Enfin, le fait pour maître D d’avoir écrit sous la dictée de M. B la liste des sommes à répartir que celui-ci a signée, est une circonstance indifférente dès lors qu’il n’est ni allégué ni démontré que le notaire aurait altéré les instructions données par l’appelant, le jour de la vente.
M. B n’établit donc aucune circonstance de nature à engager la responsabilité de maître D ayant rédigé l’acte et de la SCP D-Monod Rouxel, Thibert-Belaman et ses demandes formées à leur encontre doivent donc toutes être rejetées. Le jugement du tribunal de grande instance de Paris sera donc confirmé sur ce point.
Par ailleurs, les demandes dirigées contre maître A, notaire assistant, sont irrecevables, faute d’être formées contre une personne ayant qualité à défendre. Le jugement sera donc également confirmé en ce qu’il a prononcé sa mise hors de cause.
Néanmoins l’appel formé à l’encontre de cette décision de 1re instance ne peut être considéré comme abusif car ne relevant pas d’une volonté de nuire et alors que M. B a pu se méprendre sur la responsabilité de ce notaire assistant à son égard.

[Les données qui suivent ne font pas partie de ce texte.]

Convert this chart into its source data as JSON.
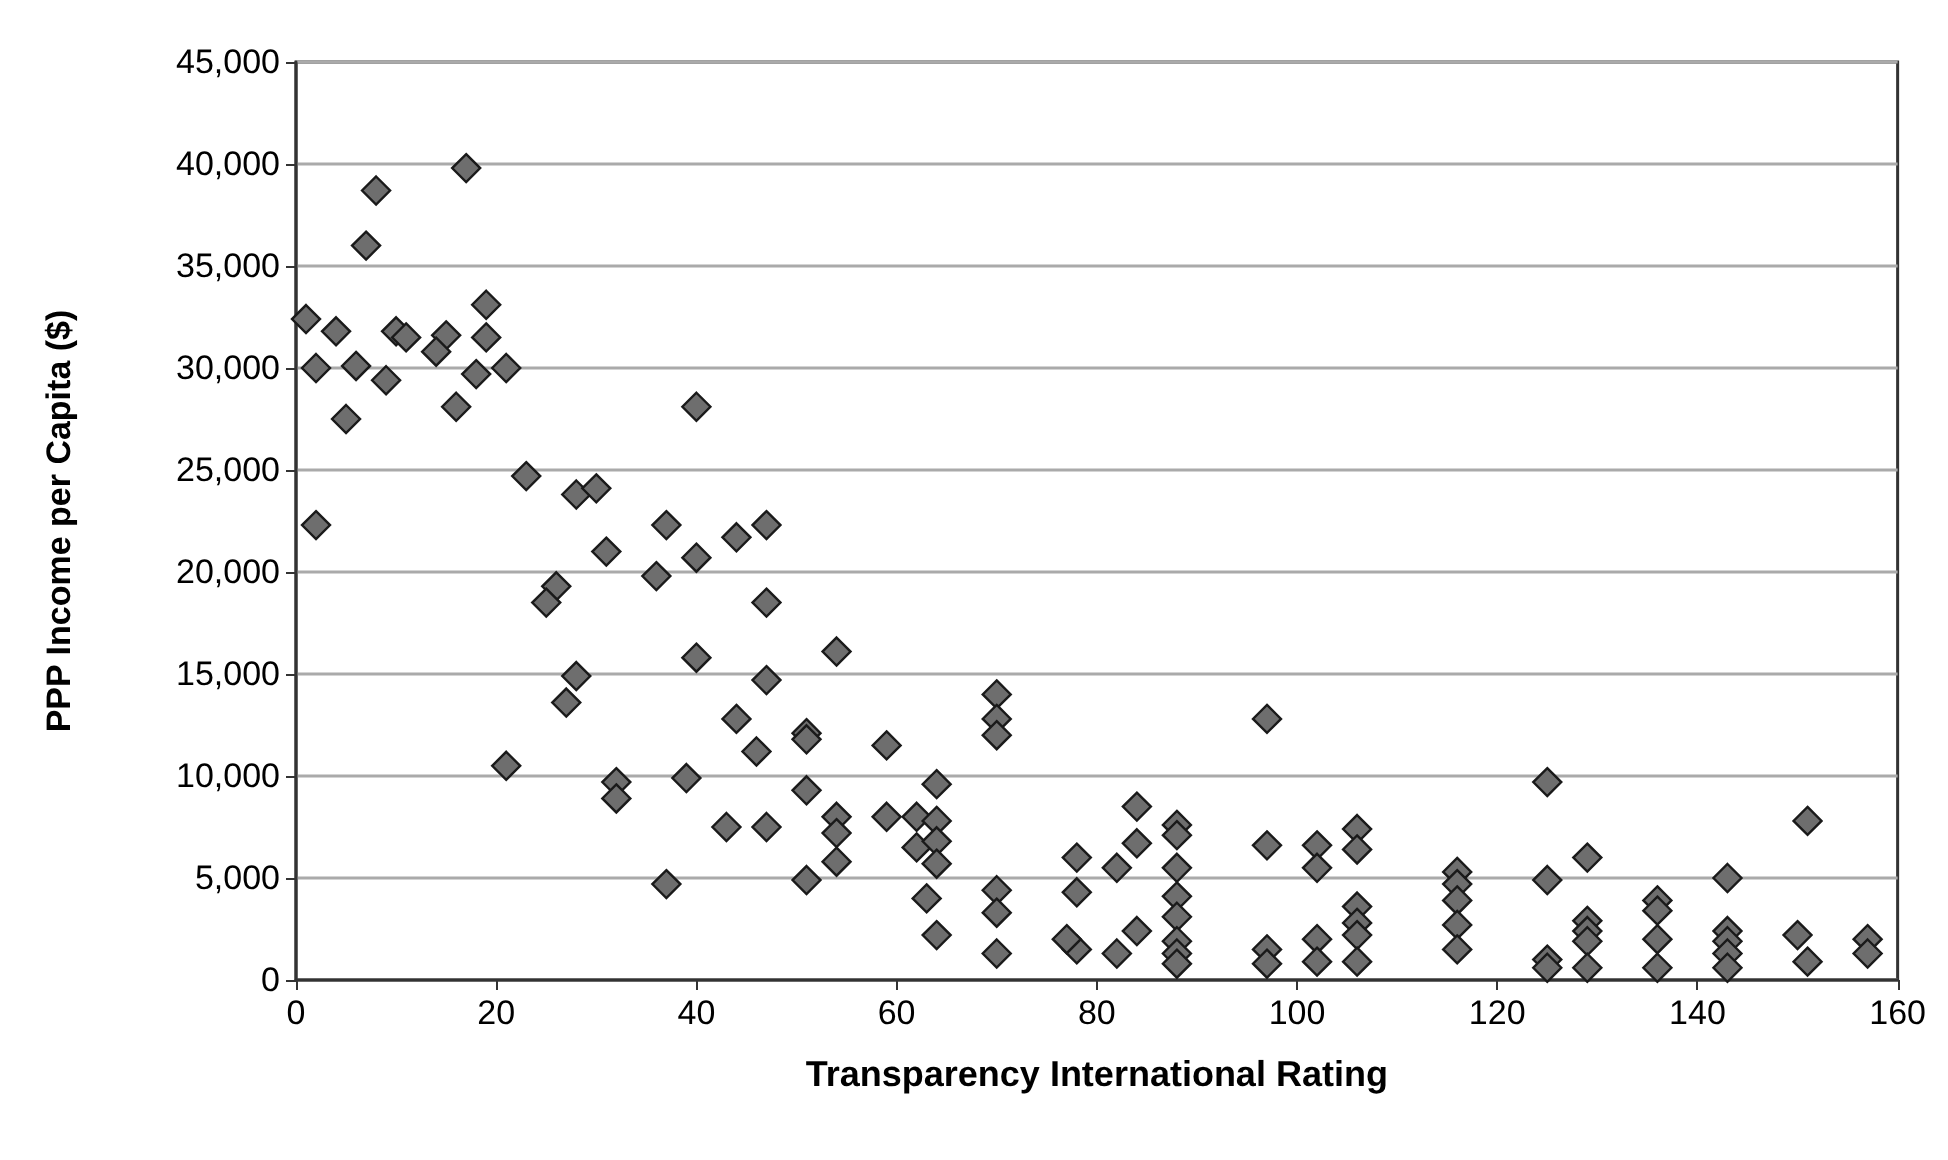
{
  "chart_data": {
    "type": "scatter",
    "xlabel": "Transparency International Rating",
    "ylabel": "PPP Income per Capita ($)",
    "xlim": [
      0,
      160
    ],
    "xticks": [
      0,
      20,
      40,
      60,
      80,
      100,
      120,
      140,
      160
    ],
    "ylim": [
      0,
      45000
    ],
    "yticks": [
      {
        "value": 0,
        "label": "0"
      },
      {
        "value": 5000,
        "label": "5,000"
      },
      {
        "value": 10000,
        "label": "10,000"
      },
      {
        "value": 15000,
        "label": "15,000"
      },
      {
        "value": 20000,
        "label": "20,000"
      },
      {
        "value": 25000,
        "label": "25,000"
      },
      {
        "value": 30000,
        "label": "30,000"
      },
      {
        "value": 35000,
        "label": "35,000"
      },
      {
        "value": 40000,
        "label": "40,000"
      },
      {
        "value": 45000,
        "label": "45,000"
      }
    ],
    "grid": "y",
    "marker": "diamond",
    "series": [
      {
        "color": "#6e6e6e",
        "x": [
          8,
          17,
          7,
          19,
          1,
          4,
          10,
          11,
          15,
          14,
          19,
          2,
          6,
          9,
          18,
          21,
          16,
          5,
          40,
          23,
          28,
          30,
          2,
          37,
          44,
          47,
          31,
          40,
          36,
          26,
          25,
          47,
          54,
          40,
          28,
          47,
          27,
          44,
          51,
          51,
          46,
          21,
          32,
          32,
          39,
          51,
          43,
          47,
          37,
          51,
          54,
          54,
          54,
          59,
          70,
          70,
          70,
          97,
          64,
          62,
          62,
          59,
          64,
          64,
          64,
          64,
          63,
          70,
          70,
          70,
          78,
          78,
          78,
          77,
          82,
          82,
          84,
          84,
          84,
          88,
          88,
          88,
          88,
          88,
          88,
          88,
          88,
          97,
          97,
          97,
          102,
          102,
          102,
          102,
          106,
          106,
          106,
          106,
          106,
          106,
          116,
          116,
          116,
          116,
          116,
          125,
          125,
          125,
          125,
          129,
          129,
          129,
          129,
          129,
          136,
          136,
          136,
          136,
          143,
          143,
          143,
          143,
          143,
          151,
          151,
          150,
          157,
          157
        ],
        "values": [
          38700,
          39800,
          36000,
          33100,
          32400,
          31800,
          31800,
          31500,
          31600,
          30800,
          31500,
          30000,
          30100,
          29400,
          29700,
          30000,
          28100,
          27500,
          28100,
          24700,
          23800,
          24100,
          22300,
          22300,
          21700,
          22300,
          21000,
          20700,
          19800,
          19300,
          18500,
          18500,
          16100,
          15800,
          14900,
          14700,
          13600,
          12800,
          12100,
          11800,
          11200,
          10500,
          9700,
          8900,
          9900,
          9300,
          7500,
          7500,
          4700,
          4900,
          8000,
          7200,
          5800,
          11500,
          14000,
          12800,
          12000,
          12800,
          9600,
          8000,
          6500,
          8000,
          7800,
          6800,
          5700,
          2200,
          4000,
          4400,
          3300,
          1300,
          6000,
          4300,
          1500,
          2000,
          5500,
          1300,
          8500,
          6700,
          2400,
          7600,
          7100,
          5500,
          4100,
          3100,
          1900,
          1300,
          800,
          6600,
          1500,
          800,
          6600,
          5500,
          2000,
          900,
          7400,
          6400,
          3600,
          2800,
          2200,
          900,
          5300,
          4700,
          3900,
          2700,
          1500,
          9700,
          4900,
          1000,
          600,
          6000,
          2900,
          2400,
          1900,
          600,
          3900,
          3400,
          2000,
          600,
          5000,
          2400,
          1900,
          1300,
          600,
          7800,
          900,
          2200,
          2000,
          1300
        ]
      }
    ]
  }
}
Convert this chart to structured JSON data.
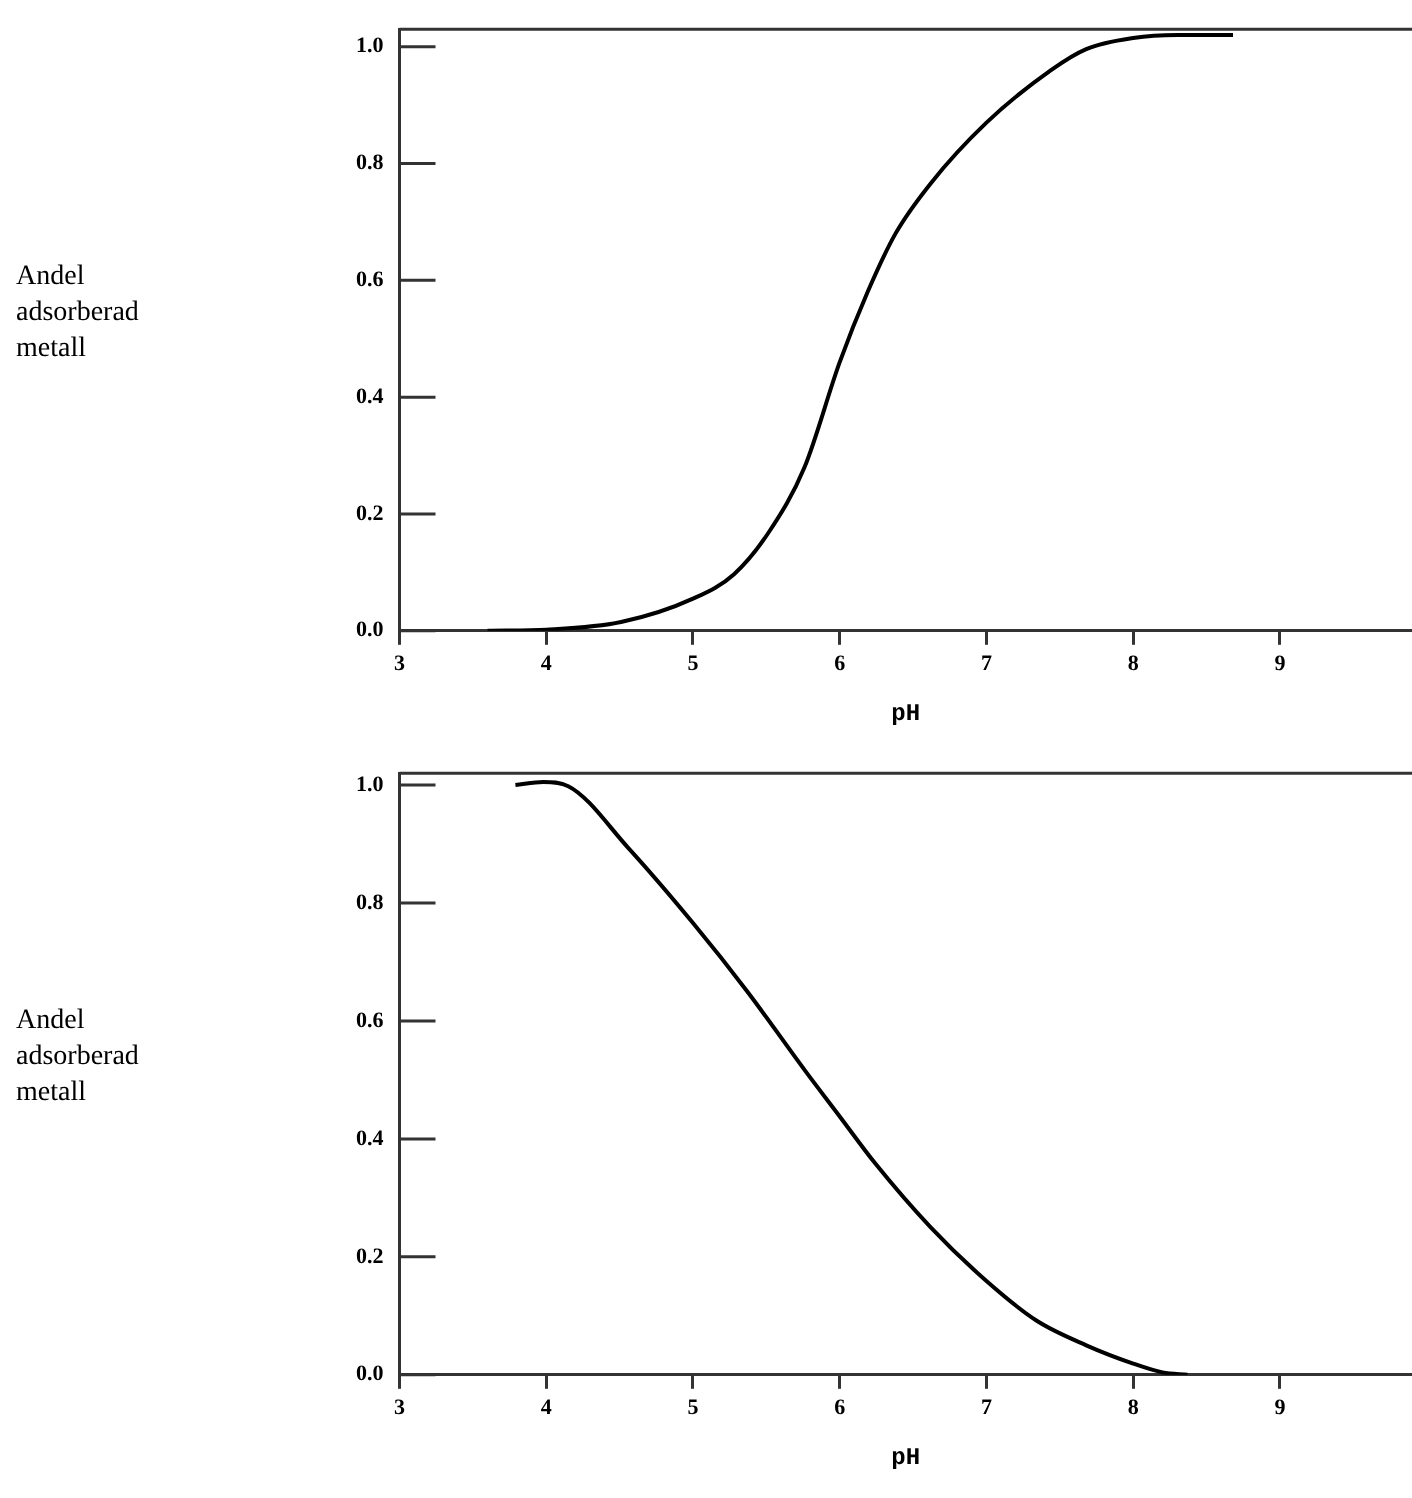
{
  "chart_data": [
    {
      "type": "line",
      "xlabel": "pH",
      "ylabel": "Andel adsorberad metall",
      "xlim": [
        3,
        9.9
      ],
      "xticks": [
        3,
        4,
        5,
        6,
        7,
        8,
        9
      ],
      "ylim": [
        0,
        1.03
      ],
      "yticks": [
        {
          "value": 0,
          "label": "0.0"
        },
        {
          "value": 0.2,
          "label": "0.2"
        },
        {
          "value": 0.4,
          "label": "0.4"
        },
        {
          "value": 0.6,
          "label": "0.6"
        },
        {
          "value": 0.8,
          "label": "0.8"
        },
        {
          "value": 1.0,
          "label": "1.0"
        }
      ],
      "grid": false,
      "legend": false,
      "marker": "none",
      "line_style": "solid",
      "series": [
        {
          "color": "#000000",
          "x": [
            3.6,
            4.0,
            4.51,
            5.0,
            5.28,
            5.52,
            5.76,
            6.0,
            6.19,
            6.38,
            6.62,
            7.0,
            7.44,
            7.68,
            8.0,
            8.3,
            8.68
          ],
          "values": [
            0,
            0.002,
            0.015,
            0.055,
            0.097,
            0.17,
            0.28,
            0.46,
            0.58,
            0.68,
            0.766,
            0.87,
            0.96,
            0.996,
            1.015,
            1.02,
            1.02
          ]
        }
      ]
    },
    {
      "type": "line",
      "xlabel": "pH",
      "ylabel": "Andel adsorberad metall",
      "xlim": [
        3,
        9.9
      ],
      "xticks": [
        3,
        4,
        5,
        6,
        7,
        8,
        9
      ],
      "ylim": [
        0,
        1.02
      ],
      "yticks": [
        {
          "value": 0,
          "label": "0.0"
        },
        {
          "value": 0.2,
          "label": "0.2"
        },
        {
          "value": 0.4,
          "label": "0.4"
        },
        {
          "value": 0.6,
          "label": "0.6"
        },
        {
          "value": 0.8,
          "label": "0.8"
        },
        {
          "value": 1.0,
          "label": "1.0"
        }
      ],
      "grid": false,
      "legend": false,
      "marker": "none",
      "line_style": "solid",
      "series": [
        {
          "color": "#000000",
          "x": [
            3.79,
            3.98,
            4.15,
            4.56,
            5.0,
            5.37,
            5.76,
            6.0,
            6.24,
            6.62,
            7.0,
            7.34,
            7.68,
            8.0,
            8.2,
            8.37
          ],
          "values": [
            1.0,
            1.005,
            0.998,
            0.893,
            0.766,
            0.65,
            0.517,
            0.438,
            0.359,
            0.25,
            0.159,
            0.092,
            0.05,
            0.019,
            0.004,
            0
          ]
        }
      ]
    }
  ]
}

M. B sera condamné à payer à la SCI Foncière Ryms et M. Z chacun la somme de 3 000 € sur le fondement de l’article 700 du code de procédure civile.
PAR CES MOTIFS
Statuant publiquement, par mise à disposition au greffe, contradictoirement et en dernier ressort,
Confirme le jugement du tribunal de grande instance de Paris du 9 juillet 2013,
Y ajoutant,
Rejette la demande en dommages-intérêts de maître A pour appel abusif,
Condamne M. B à payer à la SCI Foncière Ryms et à M. Z chacun la somme de 3 000 € sur le fondement de l’article 700 du code de procédure civile,
Condamne M. B aux dépens avec droit de recouvrement direct au profit de maître X et de maître C, selon l’article 699 du code de procédure civile.